Adsorption under Nano-Confinement: Predicting Remarkably Higher Levels of Surface Coverage

Remarkable Nano-Confinement Entropic effects on equilibrated Adsorption in a system consisting of small numbers of molecules and adsorption-sites inside a nanoscale space are revealed for the first time by employing statistical-mechanical principles in the combined framework of the ideal-gas and lattice-gas models. The novel effect (termed NCEA) is reflected in computed adsorption isotherms exhibiting considerable positive deviations from the classical Langmuir isotherm of macroscopic systems, namely a system-size dependent significant increase of coverage (Fig.1). Likewise, nano-confined coverage variations with temperature at constant volume exhibit heightened adsorption levels. In particular, the NCEA is found to induce selectivity enhancement for H₂O vs. CO as well as for CO₂ vs. N₂, when the respective two molecular species are co-physisorbed on N-doped carbon materials. Similarly to nano-confinement effects on chemical-equilibrium reported by us previously [1,2], the NCEA origin is associated with distinct intrinsic variations in mixing-entropy and pressure. The present introduction of nano-confined adsorption phenomena indicates the emergence of a new subdiscipline of nanoscience, which can be pertinent also to nanotechnological applications such as gas storage and gas-mixture separation.

[1] "Nanochemical equilibrium involving a small number of molecules: A prediction of a distinct confinement effect"‏ M. Polak, L. Rubinovich - Nano Letters 2008.

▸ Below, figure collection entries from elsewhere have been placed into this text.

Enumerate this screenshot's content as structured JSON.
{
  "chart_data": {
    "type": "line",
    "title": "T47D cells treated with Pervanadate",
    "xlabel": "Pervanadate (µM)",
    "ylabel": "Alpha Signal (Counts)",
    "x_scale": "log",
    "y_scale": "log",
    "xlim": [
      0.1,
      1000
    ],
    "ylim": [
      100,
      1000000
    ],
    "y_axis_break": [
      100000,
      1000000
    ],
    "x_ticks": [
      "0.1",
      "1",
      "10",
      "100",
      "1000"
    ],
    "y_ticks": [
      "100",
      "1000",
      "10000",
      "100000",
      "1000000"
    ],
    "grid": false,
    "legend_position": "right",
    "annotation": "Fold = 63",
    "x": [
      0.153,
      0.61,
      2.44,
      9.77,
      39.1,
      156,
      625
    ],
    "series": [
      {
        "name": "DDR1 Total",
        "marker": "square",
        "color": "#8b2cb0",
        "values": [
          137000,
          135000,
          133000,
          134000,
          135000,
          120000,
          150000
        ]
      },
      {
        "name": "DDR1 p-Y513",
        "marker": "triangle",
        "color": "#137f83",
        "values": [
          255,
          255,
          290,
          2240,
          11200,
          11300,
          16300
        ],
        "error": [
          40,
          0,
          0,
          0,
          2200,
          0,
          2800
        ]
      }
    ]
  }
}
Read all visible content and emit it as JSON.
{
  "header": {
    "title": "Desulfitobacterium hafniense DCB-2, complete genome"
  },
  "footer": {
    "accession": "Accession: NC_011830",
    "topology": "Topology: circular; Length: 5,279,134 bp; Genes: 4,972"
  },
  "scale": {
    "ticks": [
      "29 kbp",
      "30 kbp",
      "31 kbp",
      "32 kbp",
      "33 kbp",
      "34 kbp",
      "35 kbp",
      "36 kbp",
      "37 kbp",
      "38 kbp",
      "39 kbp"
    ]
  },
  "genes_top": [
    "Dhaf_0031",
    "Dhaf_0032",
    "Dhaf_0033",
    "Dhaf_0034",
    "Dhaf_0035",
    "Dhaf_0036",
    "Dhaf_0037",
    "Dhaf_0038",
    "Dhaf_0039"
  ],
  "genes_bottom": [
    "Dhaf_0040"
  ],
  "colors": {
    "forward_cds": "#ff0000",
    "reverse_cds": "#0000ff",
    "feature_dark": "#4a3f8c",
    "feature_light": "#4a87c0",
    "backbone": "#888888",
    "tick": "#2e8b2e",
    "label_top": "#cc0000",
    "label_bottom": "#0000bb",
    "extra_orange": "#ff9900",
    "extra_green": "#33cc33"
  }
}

[2] "The intrinsic role of nanoconfinement in chemical equilibrium: Evidence from DNA hybridization‏" L. Rubinovich, M. Polak - Nano Letters 2013.‏

Figure 1. Isotherms at 300 K for n molecules of H₂ physisorbed on n Ti-sites in doped graphene under nanoconfinement (varying volume V). Insets: illustration of the preadsorption and predesorption configurations and pressures for the smallest system.